Switching base image is not enough either. Building from vLLM main nightly instead of the deepseekv4-cu130 image does not fix the regression, and additionally introduces an unrelated ScalarType 44 (FP8 e8m0fnu) crash for cross-node TP=16 + UE8M0, so nightly is not a viable workaround at the moment.
temp=0 self-inconsistency at TP=16 (with multi-stream ON) was the conclusive signal that the regression is a numerical-determinism issue, not a sampling or padding issue.

Related work

#34408 — EXAONE4 padding fix (same class as Fix A, open)
#36853 — Qwen3-Coder-Next-FP8 TP=8 error (related class, open)
#36836 — RayExecutorV2 (merged, enables the 2-node topology)
#38164 — RayExecutorV2 + EEP (future work; out of scope here)

Out of scope

Expert Parallelism (--enable-expert-parallel) for DeepSeek V4 — separate workstream tracked in #38164.
Pipeline Parallelism — DeepSeek V4 currently does not implement SupportsPP.
B300 SM_120 sparse MLA — tracked in #40991; does not affect the SM_100 path used by B300 SXM6.
CUDA-graph compilation of the 1.6T-parameter Pro variant — torch.compile OOMs the 1.9 TiB host RAM under current main. Left for future work; this PR validates only --enforce-eager.

Test Plan

Unit tests

tests/models/test_deepseek_v4_padding.py (new, 17 tests) covers:

_padded_moe_intermediate_size — only pads on FP8 + misaligned TP, otherwise pass-through (verified at TP=1/8/16, MXFP4, None).
_pad_deepseek_v4_tensor — value preservation, fill behavior, refuses truncation.
_balanced_tp_block_indices — exact 24→32 layout at TP=16, asserts the expected [0,1,2,4,5,6,8,9,10,...] pattern that prevents all-zero shards.
Round-trip linear-equivalence: padded gate_up @ down produces the same output as the original on the unpadded region.
Loader-level: shared-expert and routed-expert FP8 / weight_scale_inv / E8M0-scale padding on both DeepseekV4Model and DeepSeekV4MTP.
Construction contract: DeepseekV4MLP raises the original 192 ValueError on TP=16 without padding, and constructs cleanly with the padded size; DeepseekV4MoE preserves expert_dtype="fp4" (routed stays at 3072) vs "fp8" (routed padded to 4096) routing.
DeepseekV4FP8Config dispatch correctly routes expert_dtype="fp4" → Mxfp4MoEMethod and "fp8" → Fp8MoEMethod.
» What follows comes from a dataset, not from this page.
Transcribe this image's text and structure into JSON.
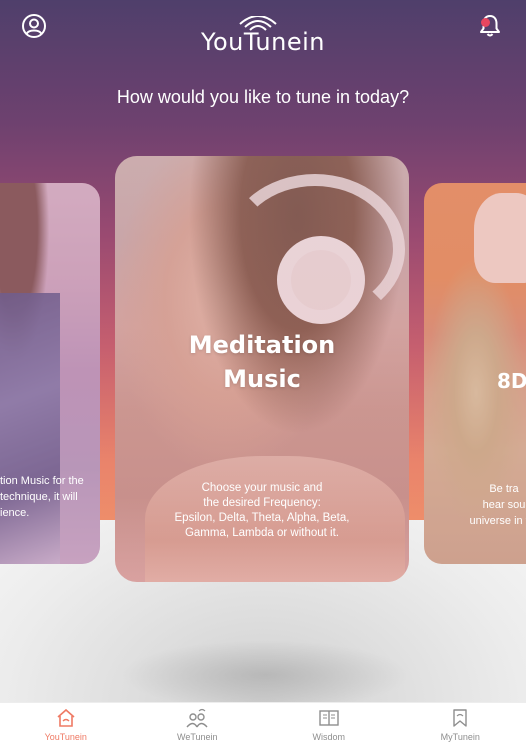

pytest tests/models/test_deepseek_v4_padding.py -v

End-to-end (2× B300 SXM6, RoCEv2)

Cluster: 2 nodes × 8× B300 SXM6 (16 GPUs total), CUDA 13.0, NCCL 2.28.9, Ray 2.49.0, RoCEv2 over enp83s0f1np1.

# Per-node ray bring-up (head + worker; standard --add-host b300-01/02 + GLOO/NCCL_SOCKET_IFNAME), then on head:
docker exec -d \
  -e VLLM_USE_RAY_V2_EXECUTOR_BACKEND=1 \
  -e VLLM_DETERMINISTIC_AUX_STREAM=1 \
  -e RAY_ADDRESS=10.1.130.11:6379 \
  -e GLOO_SOCKET_IFNAME=enp83s0f1np1 \
  -e NCCL_SOCKET_IFNAME=enp83s0f1np1 \
  ray-head bash -c 'vllm serve deepseek-ai/DeepSeek-V4-Pro \
    --trust-remote-code \
    --tensor-parallel-size 16 \
    --distributed-executor-backend ray \
    --kv-cache-dtype fp8 \
    --block-size 256 \
    --enforce-eager \
    --tokenizer-mode deepseek_v4 \
    --tool-call-parser deepseek_v4 \
    --enable-auto-tool-choice \
    --reasoning-parser deepseek_v4 \
    --port 8000'

Verification:

Health: curl http://<head>:8000/v1/models returns the model id.
Functional: chat completion "What is 17 × 19?" returns 323.
Numerical: byte-equality vs TP=8 single-node baseline at temp=0 on 6 representative prompts.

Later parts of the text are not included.